Woodburn mural unveiled in ribbon-cutting ceremony
The new mural on the south-facing wall of the Woodburn Independent office was unveiled at a ribbon-cutting ceremony on July 27. The event, hosted by the Woodburn Downtown Association, drew nearly 100 attendees.
The mural, which depicts symbols of Woodburn's history and culture in vibrant colors, was first dreamed up by Nikki DeBuse, the former publisher of the Woodburn Independent and former vice president of the Woodburn Downtown Association. She said pulling her car into the parking lot each morning to face the huge expanse of empty wall, which was often vandalized by graffiti, was part of her motivation to propose a mural for the space.
"It's the biggest wall in downtown," DeBuse said. "And it had a lot of graffiti on it."
The Woodburn City Council passed an ordinance in 2012 allowing murals on nonresidential buildings within the city. The passing of the ordinance, DeBuse said, inspired the Woodburn Downtown Association to begin planning murals for the city's downtown as a way to beautify and revitalize the area.
In 2016, the Woodburn Downtown Association, along with Chemeketa Community College, partnered to commission artist Hector H. Hernandez to complete the mural. The project was funded partially by Oregon Community Foundation, along with local contributions.
The proposal submitted to the city's public art committee said the mural's location on the 82-by-13 foot wall was a prime spot in the city's downtown. "The mural located in this busy intersection of business will create a fresh spacious feeling," the proposal reads.
And DeBuse had a theory that a mural would deter graffiti. She said that's already proven to be effective in the weeks since the mural was installed. Graffiti appeared on the Woodburn Independent office last week, but not on the wall with the mural. "They painted another wall," DeBuse said. "It's proof that it works."
Teresa Alonso Leon, the state representative serving House District 22 and a former Woodburn city councilor, also spoke at the ceremony.
She said the mural is representative of the city's diversity. "This is a city of people who speak many different languages, but who are all able to come together and build a community," she said.
The mural was completed over the course of the past year, painted on non-woven parachute cloth. Students from Chemeketa Community College, Portland State Universtiy and MacLaren Youth Correctional Facility all contributed to the painting.

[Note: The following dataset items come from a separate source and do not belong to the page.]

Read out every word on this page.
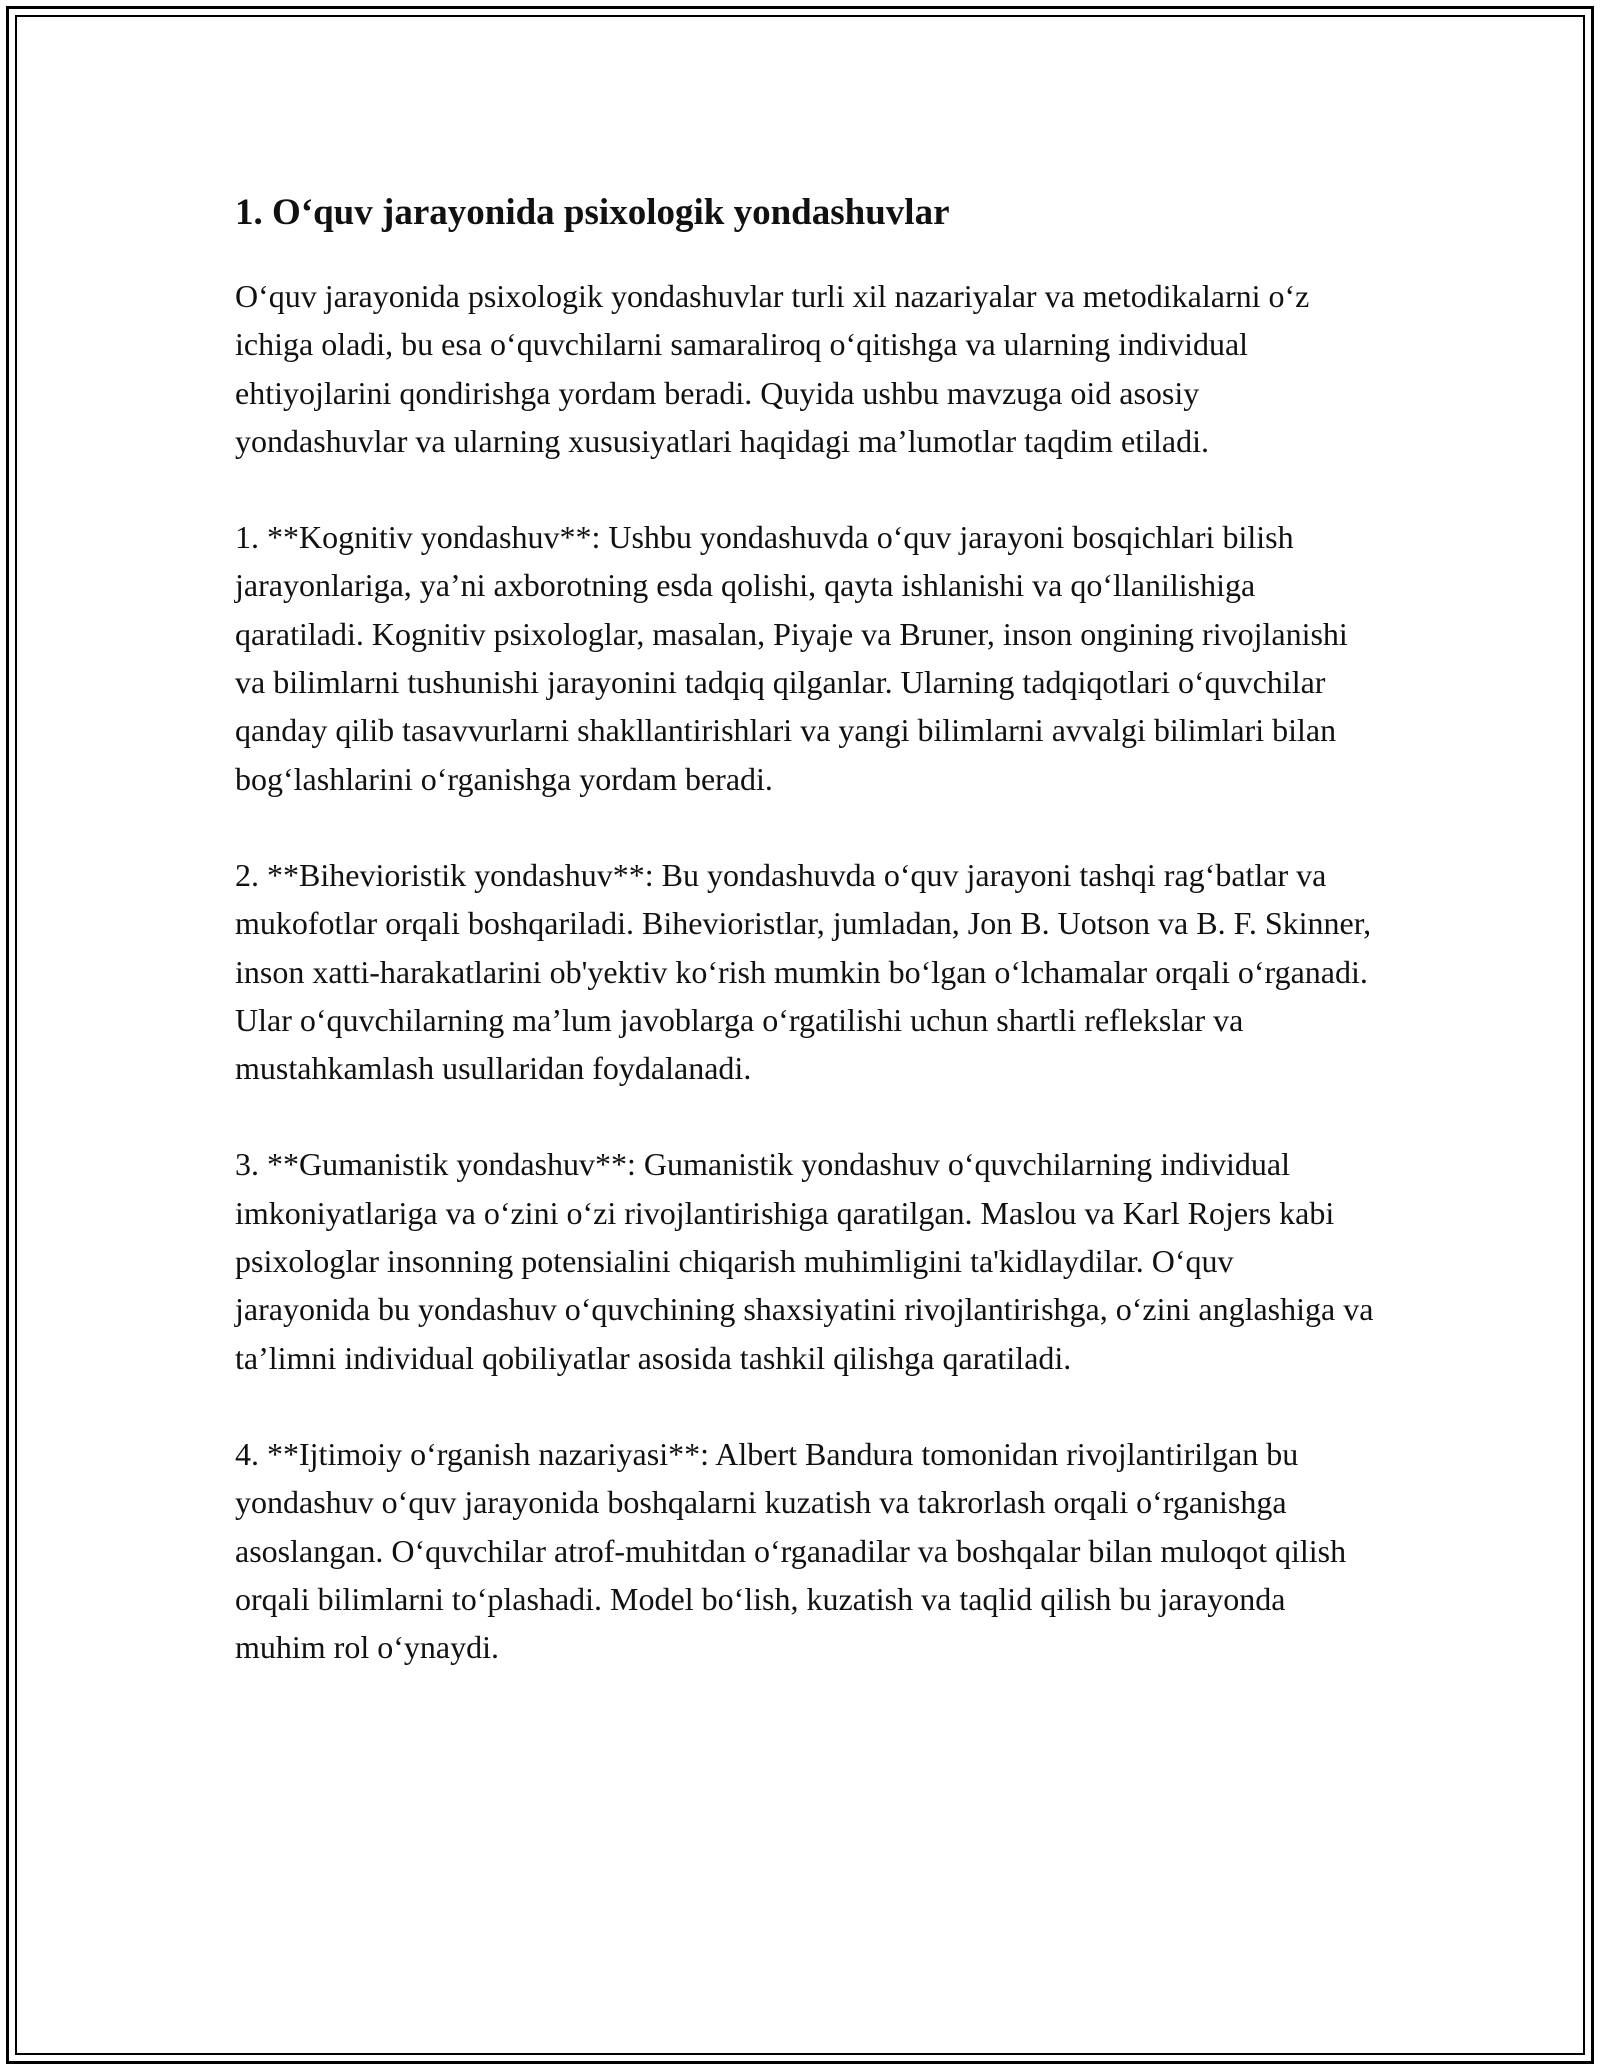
1. O‘quv jarayonida psixologik yondashuvlar

O‘quv jarayonida psixologik yondashuvlar turli xil nazariyalar va metodikalarni o‘z ichiga oladi, bu esa o‘quvchilarni samaraliroq o‘qitishga va ularning individual ehtiyojlarini qondirishga yordam beradi. Quyida ushbu mavzuga oid asosiy yondashuvlar va ularning xususiyatlari haqidagi ma’lumotlar taqdim etiladi.

1. **Kognitiv yondashuv**: Ushbu yondashuvda o‘quv jarayoni bosqichlari bilish jarayonlariga, ya’ni axborotning esda qolishi, qayta ishlanishi va qo‘llanilishiga qaratiladi. Kognitiv psixologlar, masalan, Piyaje va Bruner, inson ongining rivojlanishi va bilimlarni tushunishi jarayonini tadqiq qilganlar. Ularning tadqiqotlari o‘quvchilar qanday qilib tasavvurlarni shakllantirishlari va yangi bilimlarni avvalgi bilimlari bilan bog‘lashlarini o‘rganishga yordam beradi.

2. **Bihevioristik yondashuv**: Bu yondashuvda o‘quv jarayoni tashqi rag‘batlar va mukofotlar orqali boshqariladi. Bihevioristlar, jumladan, Jon B. Uotson va B. F. Skinner, inson xatti-harakatlarini ob'yektiv ko‘rish mumkin bo‘lgan o‘lchamalar orqali o‘rganadi. Ular o‘quvchilarning ma’lum javoblarga o‘rgatilishi uchun shartli reflekslar va mustahkamlash usullaridan foydalanadi.

3. **Gumanistik yondashuv**: Gumanistik yondashuv o‘quvchilarning individual imkoniyatlariga va o‘zini o‘zi rivojlantirishiga qaratilgan. Maslou va Karl Rojers kabi psixologlar insonning potensialini chiqarish muhimligini ta'kidlaydilar. O‘quv jarayonida bu yondashuv o‘quvchining shaxsiyatini rivojlantirishga, o‘zini anglashiga va ta’limni individual qobiliyatlar asosida tashkil qilishga qaratiladi.

4. **Ijtimoiy o‘rganish nazariyasi**: Albert Bandura tomonidan rivojlantirilgan bu yondashuv o‘quv jarayonida boshqalarni kuzatish va takrorlash orqali o‘rganishga asoslangan. O‘quvchilar atrof-muhitdan o‘rganadilar va boshqalar bilan muloqot qilish orqali bilimlarni to‘plashadi. Model bo‘lish, kuzatish va taqlid qilish bu jarayonda muhim rol o‘ynaydi.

Installation of the cloth onto the wall was completed in July. Since then, Hernandez has been finishing up the final touches of the mural, painting over any gaps between the different pieces of cloth, smoothing down any bubbles between the fabric and the brick wall, and touching up details of the painting. Once he is finished, he will add a product on top of the mural to protect it from UV rays and graffiti.
The loggers painted in sepia tones on the far right side of the painting represent the city's early history. The 1785 steam locomotive rolling into the painting on the left side shows the city's history as a railroad town and the importance of trains to the city's economy. The Settlemier House painted on the far left side of the painting highlights one of the city's important historic landmarks and honors Jesse Settlemier, the founder of the city.
The area's agriculture plays a prominent role in the painting, depicted with a tulip field dominating the center of the painting and marionberry plants scattered throughout. A farmworker and cowboy are seen traveling across the tulip field, with hot air balloons floating in the background. Hernandez said all of these elements demonstrate not only the importance of agriculture to the city's economy, but the ways in which agriculture has become diversified — it is no longer purely practical, but also a boon for tourism at events like the Wooden Shoe Tulip Festival.
Hernandez said he highlighted the city's diversity through the depiction of traditional Mexican dancers, similar to those seen at Woodburn's Fiesta Mexicana, and with the Russian Orthodox Church, which represents the city's population of Old Believers.
Painted all across the top of the mural are large monarch butterflies, which Hernandez said represent renewal, migration and transformation.
He also decided to add a depiction of the upcoming total solar eclipse, which will be visible from Woodburn on Aug. 21, to represent the city's connection with the universe as a whole.
DeBuse, who no longer lives in Woodburn, said she was taken aback when she first saw the mural because of how effectively it represented the city.
"I hope everyone here sees themselves in this mural," DeBuse said. "It portrays all of us. To me, that was the most stunning thing."